Learning to lie a lot less

Perhaps the saddest comment I read about the General Election was a tweet on polling day from someone who I admire: “Genuinely think the only way Labour will ever win another election is by learning to lie a lot better”.

Forgotten, perhaps, amongst the surprise result is the assessment from the Institute for Fiscal studies that the neither of the main parties set out “an honest set of choices” in their manifesto, and both presented a misleading picture of the impact their polices would have over the next parliament.

It is clear to anyone following the election campaign (and the referendum prior to that) that many of the statistics presented were murky to say the least. Living where I do – the only Labour ward in a Lib Dem/Conservative battle-ground – the leaflets we received from all three parties were copious and regularly deliberately misleading.

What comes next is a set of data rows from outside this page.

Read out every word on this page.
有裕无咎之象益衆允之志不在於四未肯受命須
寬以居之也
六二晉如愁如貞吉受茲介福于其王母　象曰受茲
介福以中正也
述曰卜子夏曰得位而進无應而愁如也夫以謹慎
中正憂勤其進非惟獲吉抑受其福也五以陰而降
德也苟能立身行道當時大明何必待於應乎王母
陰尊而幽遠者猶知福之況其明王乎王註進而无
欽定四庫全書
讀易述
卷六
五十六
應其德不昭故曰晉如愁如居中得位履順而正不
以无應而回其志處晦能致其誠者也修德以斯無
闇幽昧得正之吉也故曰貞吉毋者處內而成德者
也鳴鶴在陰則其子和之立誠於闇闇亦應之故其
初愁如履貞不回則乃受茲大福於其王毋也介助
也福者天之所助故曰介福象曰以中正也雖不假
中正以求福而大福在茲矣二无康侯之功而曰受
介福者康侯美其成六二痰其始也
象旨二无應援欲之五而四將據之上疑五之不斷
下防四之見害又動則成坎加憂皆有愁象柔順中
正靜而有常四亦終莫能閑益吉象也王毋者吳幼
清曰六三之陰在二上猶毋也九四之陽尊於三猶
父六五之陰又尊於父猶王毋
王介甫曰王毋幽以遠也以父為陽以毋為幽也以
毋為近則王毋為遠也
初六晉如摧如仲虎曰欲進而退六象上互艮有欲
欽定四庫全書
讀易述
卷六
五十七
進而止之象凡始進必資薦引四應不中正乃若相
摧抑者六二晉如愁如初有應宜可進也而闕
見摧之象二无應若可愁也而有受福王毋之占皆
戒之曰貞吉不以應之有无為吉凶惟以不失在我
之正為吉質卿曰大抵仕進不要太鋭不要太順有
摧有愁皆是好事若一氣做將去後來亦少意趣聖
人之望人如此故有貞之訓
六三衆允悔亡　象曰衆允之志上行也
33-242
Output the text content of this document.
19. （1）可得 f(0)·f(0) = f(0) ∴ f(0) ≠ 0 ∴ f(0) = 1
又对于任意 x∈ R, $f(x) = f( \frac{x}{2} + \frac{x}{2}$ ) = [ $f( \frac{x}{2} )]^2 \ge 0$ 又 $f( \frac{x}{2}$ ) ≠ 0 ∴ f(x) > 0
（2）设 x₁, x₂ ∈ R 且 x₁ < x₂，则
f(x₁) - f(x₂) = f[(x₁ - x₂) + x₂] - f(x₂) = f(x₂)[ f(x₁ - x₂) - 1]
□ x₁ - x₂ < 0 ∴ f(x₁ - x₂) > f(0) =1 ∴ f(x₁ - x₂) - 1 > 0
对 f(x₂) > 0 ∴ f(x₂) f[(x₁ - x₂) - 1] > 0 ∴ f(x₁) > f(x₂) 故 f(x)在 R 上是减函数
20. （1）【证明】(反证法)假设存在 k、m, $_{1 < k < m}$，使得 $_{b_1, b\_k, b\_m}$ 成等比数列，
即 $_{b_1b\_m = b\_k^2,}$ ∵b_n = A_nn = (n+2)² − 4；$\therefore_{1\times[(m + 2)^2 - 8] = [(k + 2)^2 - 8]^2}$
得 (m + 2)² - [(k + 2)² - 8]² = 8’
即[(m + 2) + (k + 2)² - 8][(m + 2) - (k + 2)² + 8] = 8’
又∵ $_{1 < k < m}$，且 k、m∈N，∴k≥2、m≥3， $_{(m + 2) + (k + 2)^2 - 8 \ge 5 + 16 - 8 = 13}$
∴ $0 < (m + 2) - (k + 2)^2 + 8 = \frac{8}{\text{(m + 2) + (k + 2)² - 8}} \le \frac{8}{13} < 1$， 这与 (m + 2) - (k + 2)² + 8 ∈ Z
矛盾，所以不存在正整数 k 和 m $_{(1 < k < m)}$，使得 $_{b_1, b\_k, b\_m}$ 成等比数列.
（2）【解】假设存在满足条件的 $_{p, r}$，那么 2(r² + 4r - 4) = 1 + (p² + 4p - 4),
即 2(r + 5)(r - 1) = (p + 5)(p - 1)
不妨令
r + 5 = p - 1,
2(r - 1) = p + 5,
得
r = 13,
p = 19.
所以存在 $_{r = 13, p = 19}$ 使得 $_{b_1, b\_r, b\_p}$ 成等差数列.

“They can’t win here,” Labour and the Lib Dems shouted about each other, both presenting colourful graphs illustrating what happened last time – the Labour one adding in font size 2 that their ‘last time’ was the London Mayoral Election. Meanwhile the Tories bizarrely banged on about their record on school funding – in a Borough in which every parent of a school aged child had recently received a letter from their Headteacher describing the state of school funding as horrific. Who you gonna believe?

The fear, expressed succinctly in a tweet, that politics can only be dominated by those willing to bin their integrity, is something which resonates strongly for me with the world of charity.

Exaggeration, manipulation, shock and fear have, for years, been used to generate funds – everyone knows that a picture of a hungry child raises more than a healthy one. On occasions the messages portrayed contradict the beliefs of the charity, and sometimes the ‘ask’ is far detached from what the money needs to be spent on. On trains, on TV, in flyers, on Facebook, in the street – a lot of fundraising still mirrors the NSPCC’s Full Stop Campaign from the 1990s, surely both the most and least successful campaign of that period, raising oodles of cash and putting a stop to remarkably little.

The approach of many campaigning in the recent election was that ignoring integrity is the most effective way to achieve success. A small number of charities have taken the same approach. But a charity without integrity becomes just a business getting unfair tax breaks. In difficult times, it is those many charity leaders who lie a lot less who get my vote.